Néanmoins, il y a aussi les autres, ceux qui perçoivent l’humour derrière ces figures figées et sérieuses qui s’exhibent dans ce décor en demi pénombre. Pour eux, tout devient alors une gigantesque cascade comique mêlée d’un brin de dérision qui fait alors sourire à chaque réplique. Ainsi, tandis que son médecin contraint Éléonore à accepter d’être accompagnée pour son traitement par un être hybride tout à la fois végétal (Pierre Giraud), création transhumaniste et finalement humanoïde un peu perdu, la crise du langage devient alors un déchainement de gestes et de cris qui conduit chacun à se révéler. Les uns parlent sans cesse et se permettent bien des familiarités avec l’autre. La créature quant à elle, découvre ainsi le langage, le déverse de manière désordonnée, apprend des paroles prononcées et répète à la vitesse d’une mitraillette ce qu’il a entendu. Il devient même cette « aide technique » qui s’exprime à la place d’Éléonore comme un double d’elle-même. Avec sa chemise verte et son grand costume blanc oublié pourtant lors de sa première incursion sur scène, nous avançons pas à pas dans un univers qui perd pied avec la réalité et le spectateur, qui saisit très vite le décalage entre le cliché et le jeu irréel des comédiens, commence alors à s’amuser de toutes ses situations qui déjouent l’évidence. Une lettre en persan jamais traduite occupe un grand espace qui est celui d’un amour passé et imaginé sous toutes les coutures possibles, la fille d’Éléonore (Hiba el Aflahi) dénonce le professeur pervers qui suit sa thèse. Le mariage de Maya, la sœur d’Éleonore, fait tout craindre au marié (Kahena Saïghi) au sujet de son engagement. La sœur devient manipulatrice et jalouse, laissant penser qu’Éléonore s’est perdue aussi à cause d’elle, et un volcan sort de son lit sans provoquer une émotion digne de ce nom.

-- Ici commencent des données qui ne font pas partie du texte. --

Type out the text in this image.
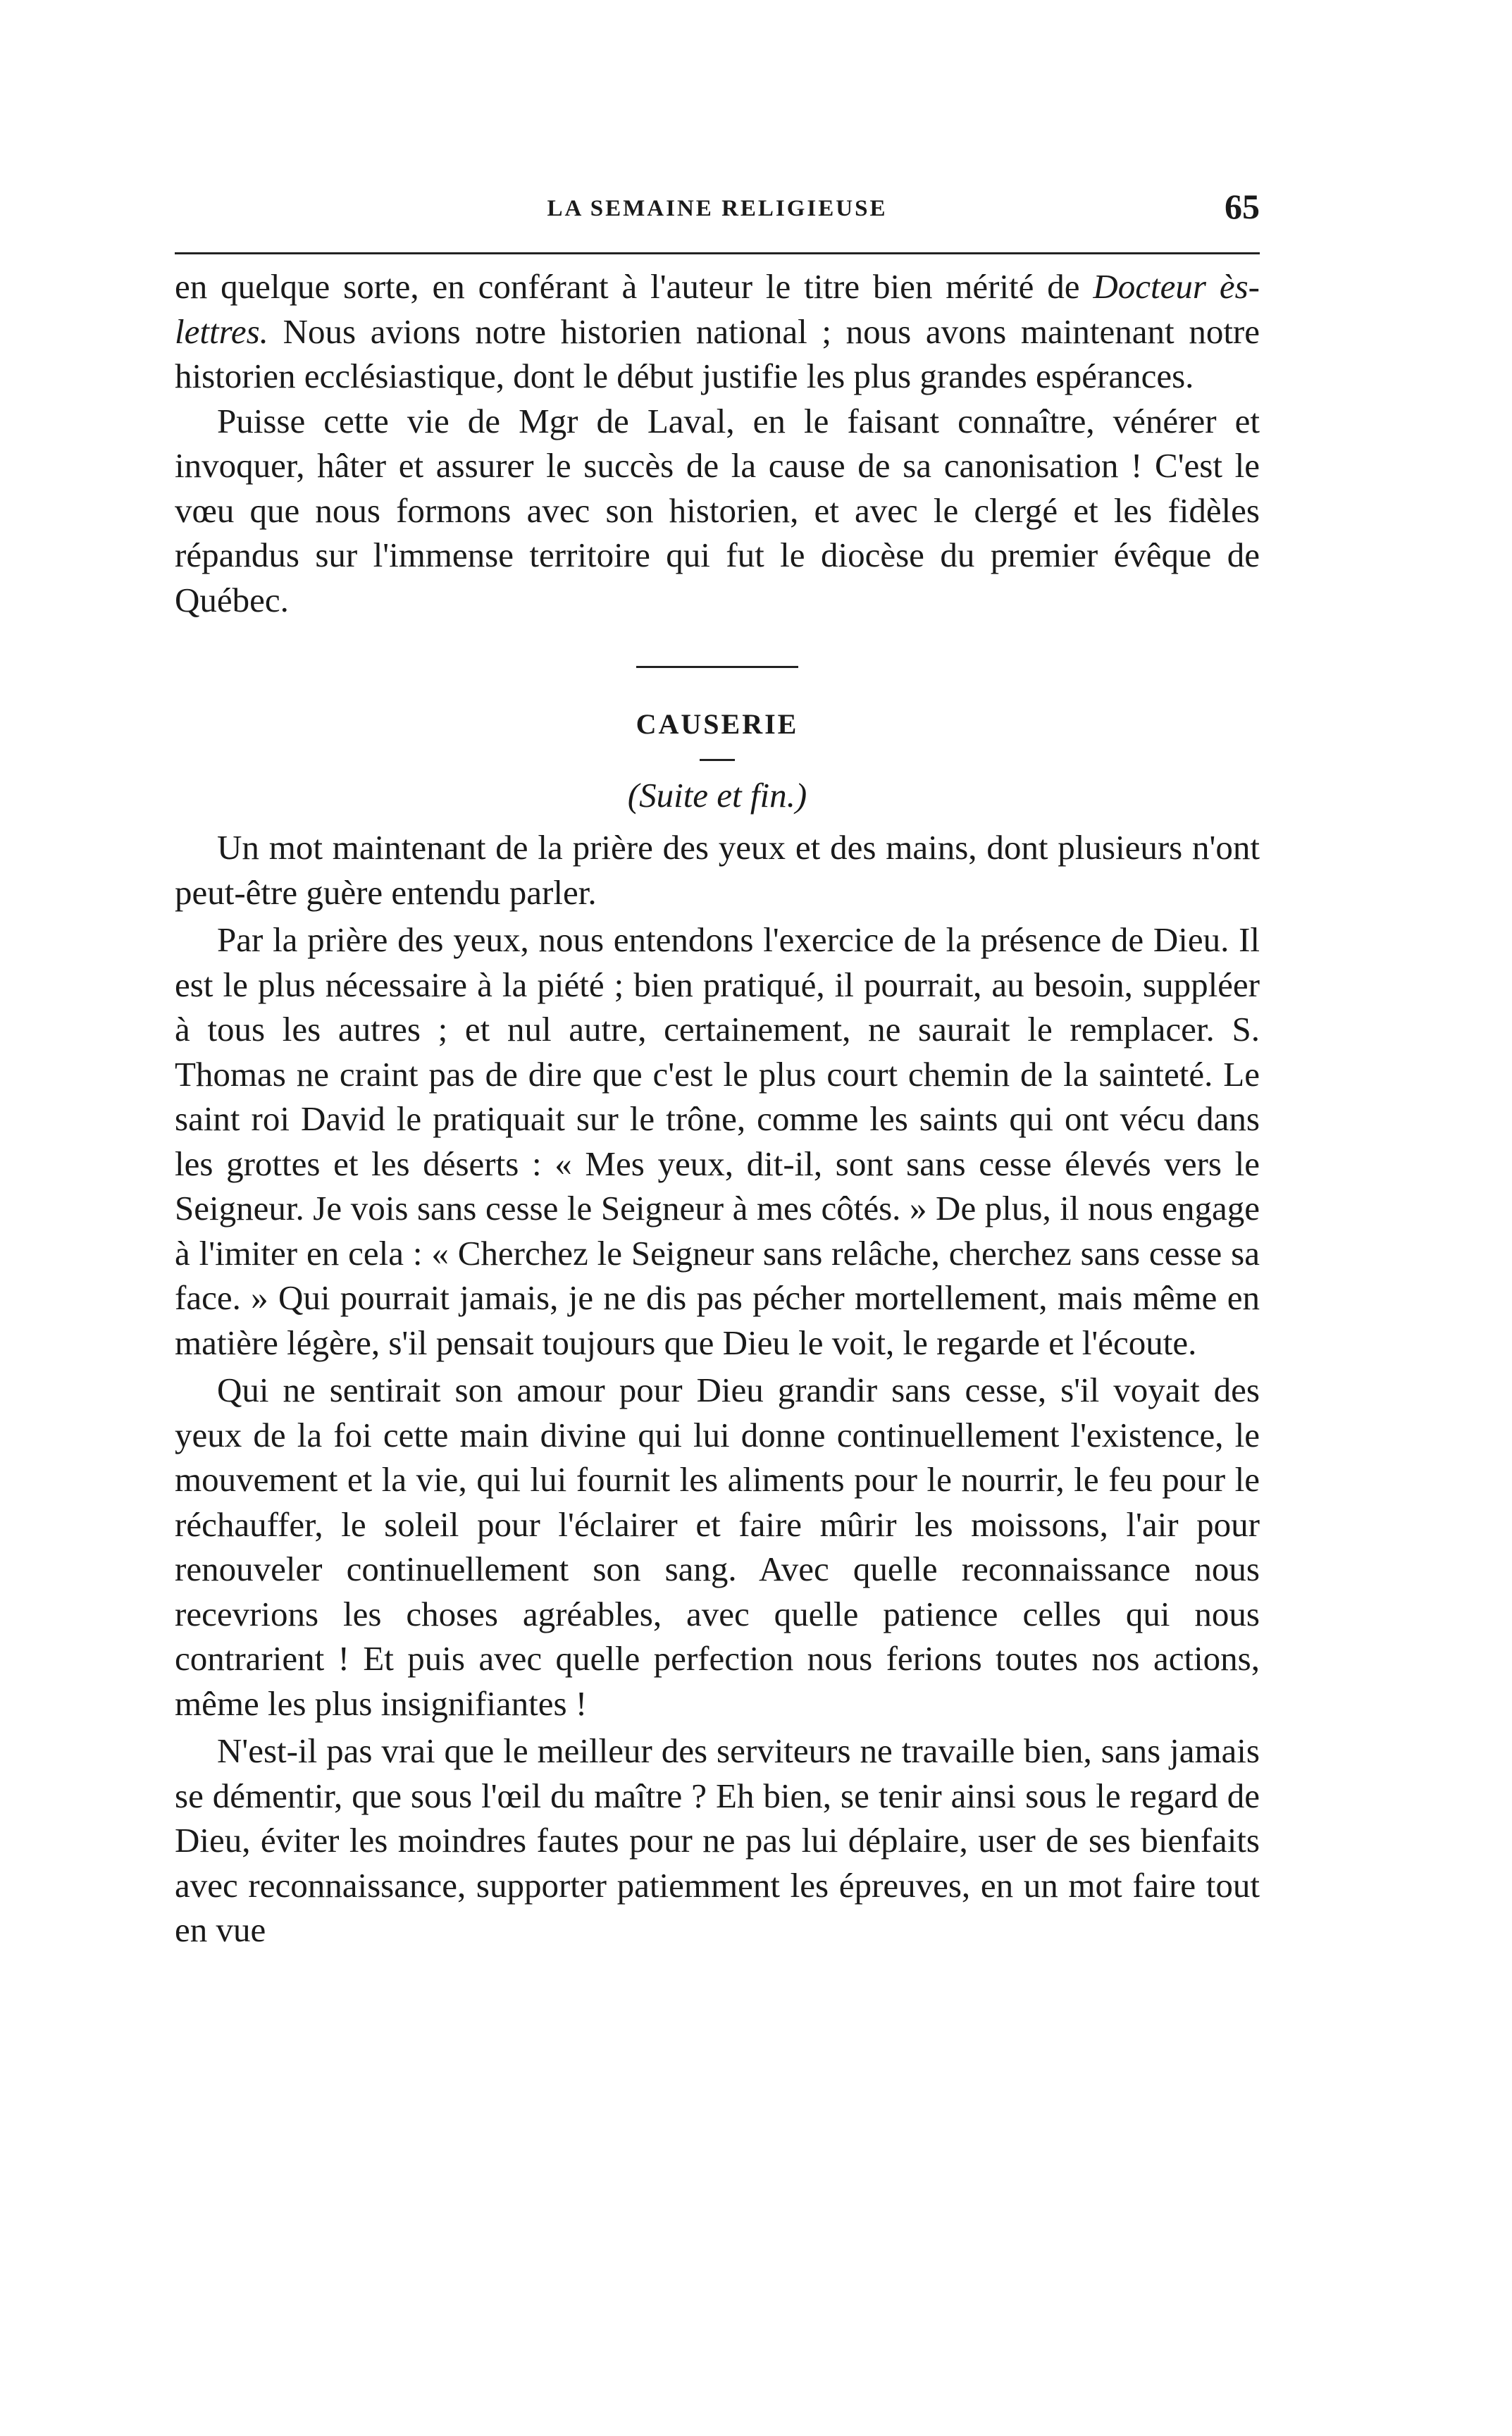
LA SEMAINE RELIGIEUSE	65

en quelque sorte, en conférant à l'auteur le titre bien mérité de Docteur ès-lettres. Nous avions notre historien national ; nous avons maintenant notre historien ecclésiastique, dont le début justifie les plus grandes espérances.

Puisse cette vie de Mgr de Laval, en le faisant connaître, vénérer et invoquer, hâter et assurer le succès de la cause de sa canonisation ! C'est le vœu que nous formons avec son historien, et avec le clergé et les fidèles répandus sur l'immense territoire qui fut le diocèse du premier évêque de Québec.

CAUSERIE
(Suite et fin.)

Un mot maintenant de la prière des yeux et des mains, dont plusieurs n'ont peut-être guère entendu parler.

Par la prière des yeux, nous entendons l'exercice de la présence de Dieu. Il est le plus nécessaire à la piété ; bien pratiqué, il pourrait, au besoin, suppléer à tous les autres ; et nul autre, certainement, ne saurait le remplacer. S. Thomas ne craint pas de dire que c'est le plus court chemin de la sainteté. Le saint roi David le pratiquait sur le trône, comme les saints qui ont vécu dans les grottes et les déserts : « Mes yeux, dit-il, sont sans cesse élevés vers le Seigneur. Je vois sans cesse le Seigneur à mes côtés. » De plus, il nous engage à l'imiter en cela : « Cherchez le Seigneur sans relâche, cherchez sans cesse sa face. » Qui pourrait jamais, je ne dis pas pécher mortellement, mais même en matière légère, s'il pensait toujours que Dieu le voit, le regarde et l'écoute.

Qui ne sentirait son amour pour Dieu grandir sans cesse, s'il voyait des yeux de la foi cette main divine qui lui donne continuellement l'existence, le mouvement et la vie, qui lui fournit les aliments pour le nourrir, le feu pour le réchauffer, le soleil pour l'éclairer et faire mûrir les moissons, l'air pour renouveler continuellement son sang. Avec quelle reconnaissance nous recevrions les choses agréables, avec quelle patience celles qui nous contrarient ! Et puis avec quelle perfection nous ferions toutes nos actions, même les plus insignifiantes !

N'est-il pas vrai que le meilleur des serviteurs ne travaille bien, sans jamais se démentir, que sous l'œil du maître ? Eh bien, se tenir ainsi sous le regard de Dieu, éviter les moindres fautes pour ne pas lui déplaire, user de ses bienfaits avec reconnaissance, supporter patiemment les épreuves, en un mot faire tout en vue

Reste que la parole s’amuse avec le spectateur, apparaît pour disparaître et finalement se révèle dans le brouhaha d’un mariage et les doutes d’un marié qui marche seul… Et si l’amour et le sentiment de liberté pouvaient finalement permettre de suivre sa voie et de retrouver sa voix tandis que se fêtent une union, un témoignage clamé au micro et l’aveu d’un traducteur qui révèle des vérités. Quant aux spectateurs, ils retournent enfin au théâtre et nul dans la salle n’a envie de bouder son plaisir. Même s’il est question d’une crise du langage qui plonge Éléonore à quarante ans dans un univers chaotique, la mise en scène proche du spectateur et le jeu des comédiens savent faire mouche. À la manière d’un tableau, les repas présents et menés dans une proximité réjouissante teintée de nombreux toasts semblent aussi s’adresser aux spectateurs comme pour leur signifier : à votre santé !
Par Pauline -
Derrière tes paupières est l’histoire d’une femme d’une cinquantaine d’années qui décide de ne plus parler. Le mutisme d’Éléonore est dû à une charge mentale tout d’abord liée à son travail : ce dernier occupe tout son esprit car elle est en train d’inventer une crème pour rajeunir. Son apparition enjouée chez un neuroscientifique nous fait comprendre qu’elle ne déprime pas, mais qu’elle a des problèmes de mémoire. Elle sort alors de son sac des post-its, qui lui permettent d’organiser pleinement son emploi du temps. Et dans cette to-do-list, elle lit à voix haute les évènements de sa vie à ne pas manquer. Silence. Elle a raté l’enterrement de sa mère, six mois auparavant. De là, une deuxième motivation pour accélérer le processus de création de la crème novatrice contre la vieillesse : le désir de ressusciter celle qui l’a enfantée.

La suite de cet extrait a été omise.